Personal information
- Full name: David Ewart Essenhigh
- Born: 31 July 1936 (age 90) Folkestone, Kent, England
- Batting: Right-handed
- Bowling: Right-arm medium

Domestic team information
- 1958–1971: Wiltshire

Career statistics
| Competition | LA |
| Matches | 2 |
| Runs scored | 20 |
| Batting average | 10.00 |
| 100s/50s | –/– |
| Top score | 19 |
| Balls bowled | 1 |
| Wickets | – |
| Bowling average | – |
| 5 wickets in innings | – |
| 10 wickets in match | – |
| Best bowling | – |
| Catches/stumpings | –/– |
- Source: Cricinfo, 10 October 2010

= David Essenhigh =

English cricketer (born 1936)

David Ewart Essenhigh (born 31 July 1936) is a former English cricketer. Essenhigh was a right-handed batsman who bowled right-arm medium pace. He was born at Folkestone, Kent.

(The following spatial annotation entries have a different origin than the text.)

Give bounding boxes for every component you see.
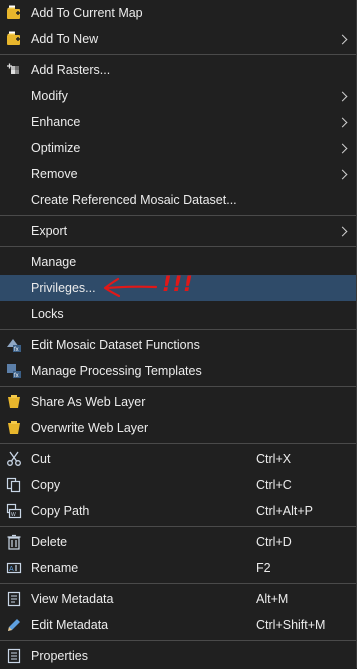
shortcut-label: Ctrl+X — [256, 452, 292, 466]
menu-item-add-rasters[interactable]: Add Rasters... — [0, 57, 356, 83]
menu-item-label: Locks — [31, 307, 64, 321]
menu-item-copy-path[interactable]: W Copy Path Ctrl+Alt+P — [0, 498, 356, 524]
menu-item-label: Manage Processing Templates — [31, 364, 202, 378]
menu-item-cut[interactable]: Cut Ctrl+X — [0, 446, 356, 472]
properties-icon — [5, 647, 23, 665]
menu-item-label: Add To Current Map — [31, 6, 143, 20]
shortcut-label: Ctrl+Alt+P — [256, 504, 313, 518]
processing-templates-icon: fx — [5, 362, 23, 380]
chevron-right-icon — [337, 169, 348, 179]
menu-item-view-metadata[interactable]: View Metadata Alt+M — [0, 586, 356, 612]
mosaic-functions-icon: fx — [5, 336, 23, 354]
shortcut-label: Ctrl+Shift+M — [256, 618, 326, 632]
rename-icon: A — [5, 559, 23, 577]
menu-item-copy[interactable]: Copy Ctrl+C — [0, 472, 356, 498]
menu-item-create-referenced[interactable]: Create Referenced Mosaic Dataset... — [0, 187, 356, 213]
menu-item-properties[interactable]: Properties — [0, 643, 356, 669]
shortcut-label: Alt+M — [256, 592, 289, 606]
menu-item-label: Create Referenced Mosaic Dataset... — [31, 193, 237, 207]
menu-item-label: Remove — [31, 167, 78, 181]
shortcut-label: F2 — [256, 561, 271, 575]
separator — [0, 526, 356, 527]
svg-text:W: W — [11, 512, 16, 518]
menu-item-share-web-layer[interactable]: Share As Web Layer — [0, 389, 356, 415]
layers-new-icon — [5, 30, 23, 48]
pencil-icon — [5, 616, 23, 634]
menu-item-label: Edit Metadata — [31, 618, 109, 632]
trash-icon — [5, 533, 23, 551]
separator — [0, 583, 356, 584]
menu-item-label: Add To New — [31, 32, 99, 46]
menu-item-rename[interactable]: A Rename F2 — [0, 555, 356, 581]
menu-item-label: Add Rasters... — [31, 63, 111, 77]
menu-item-add-to-current-map[interactable]: Add To Current Map — [0, 0, 356, 26]
menu-item-label: Manage — [31, 255, 77, 269]
separator — [0, 54, 356, 55]
menu-item-enhance[interactable]: Enhance — [0, 109, 356, 135]
svg-text:fx: fx — [14, 347, 19, 353]
separator — [0, 246, 356, 247]
separator — [0, 386, 356, 387]
menu-item-label: Optimize — [31, 141, 81, 155]
menu-item-modify[interactable]: Modify — [0, 83, 356, 109]
overwrite-web-layer-icon — [5, 419, 23, 437]
menu-item-label: Copy — [31, 478, 61, 492]
menu-item-label: Edit Mosaic Dataset Functions — [31, 338, 200, 352]
context-menu: Add To Current Map Add To New Add Raster… — [0, 0, 357, 668]
shortcut-label: Ctrl+D — [256, 535, 292, 549]
menu-item-manage-templates[interactable]: fx Manage Processing Templates — [0, 358, 356, 384]
menu-item-label: Properties — [31, 649, 88, 663]
separator — [0, 640, 356, 641]
menu-item-export[interactable]: Export — [0, 218, 356, 244]
menu-item-label: Modify — [31, 89, 68, 103]
share-web-layer-icon — [5, 393, 23, 411]
menu-item-label: Delete — [31, 535, 68, 549]
menu-item-label: Overwrite Web Layer — [31, 421, 149, 435]
menu-item-label: Enhance — [31, 115, 81, 129]
copy-icon — [5, 476, 23, 494]
menu-item-label: View Metadata — [31, 592, 114, 606]
shortcut-label: Ctrl+C — [256, 478, 292, 492]
separator — [0, 443, 356, 444]
menu-item-label: Share As Web Layer — [31, 395, 146, 409]
menu-item-label: Privileges... — [31, 281, 96, 295]
copy-path-icon: W — [5, 502, 23, 520]
svg-text:fx: fx — [14, 373, 19, 379]
menu-item-remove[interactable]: Remove — [0, 161, 356, 187]
annotation-text: !!! — [162, 272, 194, 296]
chevron-right-icon — [337, 226, 348, 236]
chevron-right-icon — [337, 143, 348, 153]
add-rasters-icon — [5, 61, 23, 79]
menu-item-label: Copy Path — [31, 504, 90, 518]
menu-item-delete[interactable]: Delete Ctrl+D — [0, 529, 356, 555]
annotation-arrow: !!! — [100, 272, 200, 305]
scissors-icon — [5, 450, 23, 468]
svg-text:A: A — [9, 566, 14, 573]
layers-add-icon — [5, 4, 23, 22]
menu-item-label: Export — [31, 224, 68, 238]
view-metadata-icon — [5, 590, 23, 608]
menu-item-label: Cut — [31, 452, 51, 466]
menu-item-optimize[interactable]: Optimize — [0, 135, 356, 161]
menu-item-add-to-new[interactable]: Add To New — [0, 26, 356, 52]
menu-item-edit-metadata[interactable]: Edit Metadata Ctrl+Shift+M — [0, 612, 356, 638]
menu-item-label: Rename — [31, 561, 79, 575]
menu-item-overwrite-web-layer[interactable]: Overwrite Web Layer — [0, 415, 356, 441]
separator — [0, 215, 356, 216]
menu-item-edit-functions[interactable]: fx Edit Mosaic Dataset Functions — [0, 332, 356, 358]
chevron-right-icon — [337, 34, 348, 44]
chevron-right-icon — [337, 117, 348, 127]
chevron-right-icon — [337, 91, 348, 101]
separator — [0, 329, 356, 330]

Essenhigh made his Minor Counties Championship debut for Wiltshire in 1958 against the Somerset Second XI. From 1958 to 1971, he represented the county in 48 Minor Counties Championship matches, the last of which came against Berkshire.

Essenhigh also represented Wiltshire in 2 List A matches against Nottinghamshire in the 1965 Gillette Cup and Essex in the 1969 Gillette Cup. In his 2 List A matches, he scored 20 runs at a batting average of 10.00 and a high score of 19.